Monday, March 22, 2010

Taste The World


Saturday at Callanwolde was too much fun! Refugee Services held their annual "trip round the world of food". I had a great time showing people how to make a trio of easy and delicious recipes from Africa. My friend and fellow chef Beci Falkenberg made my job easy - and we did a lot of laughing and cooking for the hungry crowd.

Here's the African goodies we cooked up:
African Spice Dip

Dukkah
1/2 cup salted peanuts


1 Tsp chili powder


1/4 Tsp ground ginger


1/4 Tsp ground nutmeg


1/4 Tsp ground cloves


1/4 Tsp ground cinnamon


Kosher Salt to taste


Grind the peanuts to a coarse powder in a mortar, blender or food processor, and then add the ground mixed spice, chili powder and a little salt.

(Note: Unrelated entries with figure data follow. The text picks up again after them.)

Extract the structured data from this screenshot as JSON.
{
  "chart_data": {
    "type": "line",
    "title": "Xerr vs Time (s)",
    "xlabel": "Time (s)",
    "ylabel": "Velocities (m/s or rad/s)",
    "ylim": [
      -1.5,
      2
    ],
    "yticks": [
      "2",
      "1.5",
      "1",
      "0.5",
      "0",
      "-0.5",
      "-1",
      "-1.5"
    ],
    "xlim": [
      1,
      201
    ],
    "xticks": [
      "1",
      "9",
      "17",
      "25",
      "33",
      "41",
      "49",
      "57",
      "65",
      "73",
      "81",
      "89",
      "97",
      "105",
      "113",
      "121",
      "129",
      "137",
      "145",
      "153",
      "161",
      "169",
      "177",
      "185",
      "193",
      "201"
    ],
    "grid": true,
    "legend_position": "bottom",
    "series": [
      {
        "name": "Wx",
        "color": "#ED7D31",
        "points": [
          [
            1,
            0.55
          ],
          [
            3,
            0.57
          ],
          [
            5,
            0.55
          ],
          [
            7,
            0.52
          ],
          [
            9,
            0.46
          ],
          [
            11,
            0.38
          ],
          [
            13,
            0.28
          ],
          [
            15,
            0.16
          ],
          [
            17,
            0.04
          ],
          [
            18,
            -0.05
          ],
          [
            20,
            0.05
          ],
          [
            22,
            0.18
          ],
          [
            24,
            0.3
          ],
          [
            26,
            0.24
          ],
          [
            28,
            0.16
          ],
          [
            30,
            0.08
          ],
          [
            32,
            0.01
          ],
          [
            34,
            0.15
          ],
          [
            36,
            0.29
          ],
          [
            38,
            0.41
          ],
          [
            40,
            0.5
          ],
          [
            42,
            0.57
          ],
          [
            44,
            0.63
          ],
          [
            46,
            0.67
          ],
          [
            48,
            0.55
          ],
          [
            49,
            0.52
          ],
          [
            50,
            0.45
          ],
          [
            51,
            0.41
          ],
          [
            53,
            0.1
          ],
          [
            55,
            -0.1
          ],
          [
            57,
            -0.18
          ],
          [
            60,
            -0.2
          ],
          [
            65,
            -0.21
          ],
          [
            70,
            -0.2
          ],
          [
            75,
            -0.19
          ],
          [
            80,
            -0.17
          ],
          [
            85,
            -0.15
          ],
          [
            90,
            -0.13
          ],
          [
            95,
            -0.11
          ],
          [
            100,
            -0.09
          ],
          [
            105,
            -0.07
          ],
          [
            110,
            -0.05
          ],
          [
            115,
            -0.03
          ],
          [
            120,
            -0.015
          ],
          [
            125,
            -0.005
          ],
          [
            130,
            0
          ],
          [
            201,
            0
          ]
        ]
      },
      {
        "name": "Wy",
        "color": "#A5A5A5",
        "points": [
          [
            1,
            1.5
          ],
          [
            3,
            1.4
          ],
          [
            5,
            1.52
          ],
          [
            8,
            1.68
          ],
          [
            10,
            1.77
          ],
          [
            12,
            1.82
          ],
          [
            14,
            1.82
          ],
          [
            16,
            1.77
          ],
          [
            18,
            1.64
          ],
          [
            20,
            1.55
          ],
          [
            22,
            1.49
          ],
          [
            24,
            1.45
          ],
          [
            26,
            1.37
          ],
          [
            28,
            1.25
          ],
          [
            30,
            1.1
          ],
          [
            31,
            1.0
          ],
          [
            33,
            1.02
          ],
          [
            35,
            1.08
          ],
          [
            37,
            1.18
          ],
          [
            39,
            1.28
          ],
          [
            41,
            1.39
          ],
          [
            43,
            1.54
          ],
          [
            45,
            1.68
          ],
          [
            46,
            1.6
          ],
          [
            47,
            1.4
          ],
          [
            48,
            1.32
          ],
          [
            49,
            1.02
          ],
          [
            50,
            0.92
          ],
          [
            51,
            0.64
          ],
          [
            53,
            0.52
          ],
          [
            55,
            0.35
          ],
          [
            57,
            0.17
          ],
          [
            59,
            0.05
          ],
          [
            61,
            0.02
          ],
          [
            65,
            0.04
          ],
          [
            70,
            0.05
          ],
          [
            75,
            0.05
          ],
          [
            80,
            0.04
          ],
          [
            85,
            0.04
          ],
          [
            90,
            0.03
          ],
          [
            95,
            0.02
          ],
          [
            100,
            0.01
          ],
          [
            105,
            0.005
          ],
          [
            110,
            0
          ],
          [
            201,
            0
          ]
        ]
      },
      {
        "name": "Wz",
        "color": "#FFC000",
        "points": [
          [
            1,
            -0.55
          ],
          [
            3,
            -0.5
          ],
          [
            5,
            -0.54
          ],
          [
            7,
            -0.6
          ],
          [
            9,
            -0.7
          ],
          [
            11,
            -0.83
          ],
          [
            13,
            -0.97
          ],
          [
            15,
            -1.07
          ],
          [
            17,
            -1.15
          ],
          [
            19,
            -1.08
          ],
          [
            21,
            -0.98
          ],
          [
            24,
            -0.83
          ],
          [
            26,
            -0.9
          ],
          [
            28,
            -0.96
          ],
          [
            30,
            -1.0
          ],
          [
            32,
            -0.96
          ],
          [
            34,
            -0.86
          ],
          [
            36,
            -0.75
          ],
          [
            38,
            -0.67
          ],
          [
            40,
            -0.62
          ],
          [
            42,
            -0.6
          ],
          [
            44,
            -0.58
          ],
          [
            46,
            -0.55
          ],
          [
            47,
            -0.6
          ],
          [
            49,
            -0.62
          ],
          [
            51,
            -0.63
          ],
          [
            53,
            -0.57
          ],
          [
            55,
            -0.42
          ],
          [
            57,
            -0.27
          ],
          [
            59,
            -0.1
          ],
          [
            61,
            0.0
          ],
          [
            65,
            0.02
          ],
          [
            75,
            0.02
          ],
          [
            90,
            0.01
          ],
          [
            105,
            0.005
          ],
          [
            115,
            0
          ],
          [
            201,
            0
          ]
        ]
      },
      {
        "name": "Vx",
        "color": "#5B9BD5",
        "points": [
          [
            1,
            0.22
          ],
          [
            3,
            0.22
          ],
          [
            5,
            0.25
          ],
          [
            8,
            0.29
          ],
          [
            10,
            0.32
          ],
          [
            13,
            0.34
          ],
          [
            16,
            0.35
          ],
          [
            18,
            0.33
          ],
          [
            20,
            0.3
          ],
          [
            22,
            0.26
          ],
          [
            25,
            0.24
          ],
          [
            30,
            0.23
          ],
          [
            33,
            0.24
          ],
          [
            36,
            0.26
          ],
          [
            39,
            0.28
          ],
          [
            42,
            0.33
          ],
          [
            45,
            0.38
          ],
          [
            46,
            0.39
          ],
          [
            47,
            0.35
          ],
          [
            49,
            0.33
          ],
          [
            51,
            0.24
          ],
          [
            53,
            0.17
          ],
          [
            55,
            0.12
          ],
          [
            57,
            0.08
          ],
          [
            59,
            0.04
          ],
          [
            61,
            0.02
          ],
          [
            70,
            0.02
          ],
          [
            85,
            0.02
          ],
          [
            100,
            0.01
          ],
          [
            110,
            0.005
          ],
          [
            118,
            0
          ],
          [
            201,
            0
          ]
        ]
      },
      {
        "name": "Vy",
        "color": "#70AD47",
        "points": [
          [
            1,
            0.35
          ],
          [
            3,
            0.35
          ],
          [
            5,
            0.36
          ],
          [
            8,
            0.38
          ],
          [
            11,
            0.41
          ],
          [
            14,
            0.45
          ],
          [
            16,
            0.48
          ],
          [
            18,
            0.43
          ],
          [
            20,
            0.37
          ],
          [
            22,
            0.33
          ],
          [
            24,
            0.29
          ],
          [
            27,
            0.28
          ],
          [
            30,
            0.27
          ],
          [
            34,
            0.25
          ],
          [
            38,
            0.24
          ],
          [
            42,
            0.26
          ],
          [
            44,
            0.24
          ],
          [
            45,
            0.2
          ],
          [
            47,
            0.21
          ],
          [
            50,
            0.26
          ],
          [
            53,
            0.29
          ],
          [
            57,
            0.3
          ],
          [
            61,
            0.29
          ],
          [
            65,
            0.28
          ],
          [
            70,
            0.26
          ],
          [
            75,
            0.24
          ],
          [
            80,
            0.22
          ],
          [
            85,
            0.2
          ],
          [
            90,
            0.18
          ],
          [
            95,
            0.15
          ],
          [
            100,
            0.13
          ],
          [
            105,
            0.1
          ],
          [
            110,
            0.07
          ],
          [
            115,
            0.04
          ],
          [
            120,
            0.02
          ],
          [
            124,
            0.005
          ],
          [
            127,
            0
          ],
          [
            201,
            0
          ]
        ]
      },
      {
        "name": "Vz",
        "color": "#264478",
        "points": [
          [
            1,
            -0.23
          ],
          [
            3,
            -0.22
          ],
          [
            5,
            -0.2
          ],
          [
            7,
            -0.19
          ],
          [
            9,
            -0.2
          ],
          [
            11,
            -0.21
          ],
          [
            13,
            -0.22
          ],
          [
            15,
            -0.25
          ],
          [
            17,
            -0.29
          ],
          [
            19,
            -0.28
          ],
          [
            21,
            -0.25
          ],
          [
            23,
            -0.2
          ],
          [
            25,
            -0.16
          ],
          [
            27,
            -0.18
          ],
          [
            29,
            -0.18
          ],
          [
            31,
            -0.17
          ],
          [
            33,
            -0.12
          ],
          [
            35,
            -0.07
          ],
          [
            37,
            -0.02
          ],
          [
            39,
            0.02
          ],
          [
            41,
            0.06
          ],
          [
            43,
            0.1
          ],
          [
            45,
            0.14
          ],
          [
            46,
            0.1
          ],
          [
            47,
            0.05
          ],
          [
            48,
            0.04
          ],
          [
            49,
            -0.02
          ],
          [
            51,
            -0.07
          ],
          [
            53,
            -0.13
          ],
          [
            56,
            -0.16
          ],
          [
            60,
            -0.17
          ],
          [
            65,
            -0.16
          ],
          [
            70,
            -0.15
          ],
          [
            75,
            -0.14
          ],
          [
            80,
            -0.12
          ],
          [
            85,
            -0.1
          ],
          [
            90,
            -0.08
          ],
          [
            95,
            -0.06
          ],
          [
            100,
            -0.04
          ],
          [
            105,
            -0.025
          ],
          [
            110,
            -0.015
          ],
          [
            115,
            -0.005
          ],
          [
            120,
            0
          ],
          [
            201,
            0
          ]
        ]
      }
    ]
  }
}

Serve with Goat Cheese topped Apple Slices. Or, use for a rub on Chicken or Pork, top Goat Cheese with it, Use as a dip for fresh fruit like Apples or Pears, or serve it with Crusty Bread and Olive Oil.

Tropical Coconut Fruit Salad with Mango Vinaigrette

1 Recipe Mango Vinaigrette*

1 Peeled and Cored Pineapple, in 1” Cubes

2 Large Navel Oranges, Peeled and Segmented

¼ Cup Coconut

½ Cup Chopped Peanuts

¼ Cup Chopped Mint

Toss the pineapple, oranges and mango together in a bowl. Drizzle with the Mango Vinaigrette, garnish with the coconut, peanuts and mint.

Mango Vinaigrette*

1 Mango, Coarsely Chopped

Zest and Juice of 1 Lime

Zest and Juice of 1 Orange

1 TB Chopped Cilantro

¼ Cup Rice Vinegar

1 Tsp Dijon Mustard

½ Cup Nut Oil

Kosher or Sea Salt and Freshly Ground Pepper To Taste

Place the mango, lime zest and juice, orange zest and juice, cilantro, vinegar and mustard in a blender or food processor and puree. With the machine running, drizzle in the oil. Taste and add the salt and pepper.

Black Eyed Peas with Rice

Theibou Niebe - Senegal

1 Tsp Olive Oil

1 Cup Minced Red Onion

2 Cloves Garlic, Grated

½ Cup Smoked Turkey or Chicken

1 Tsp Ground Cumin

¼ Tsp Freshly Cracked Black Pepper

1 (16 oz) Bag Frozen Black Eyed Peas, (Prepared as Package Directs)

1 (14 ½ oz) Can Fire Roasted Chopped Tomatoes, Undrained

½ Cup Minced Fresh Cilantro

¾ Cup Chopped Sweet Cherry Peppers

Kosher or Sea Salt and Freshly Cracked Black Pepper to Taste

Basmati Rice to Serve

Step One

Heat the olive oil over medium heat and sauté the onion, until golden. Add the garlic.

Step Two

Stir in the chicken, cumin, pepper, peas and tomatoes and bring to a boil. Remove from the heat and stir in cilantro and peppers. Season to taste with salt and pepper. Serve on top of Basmati Rice.

FAST FOOD FACT

Did you know frozen fruits and vegetables could be more nutritious than their fresh counterparts? When you pick fresh vegetables from your own garden, or buy them at a farmer’s market the day they are harvested, they are at the peak of freshness. But fresh produce from the supermarket may have been sitting for days or weeks in transit. Frozen fruits and veggies have been picked at the peak of ripeness, and are immediately flash frozen. Freezing locks in the minerals and vitamins. This means they may be more nutritious than those sitting in the grocery store for days.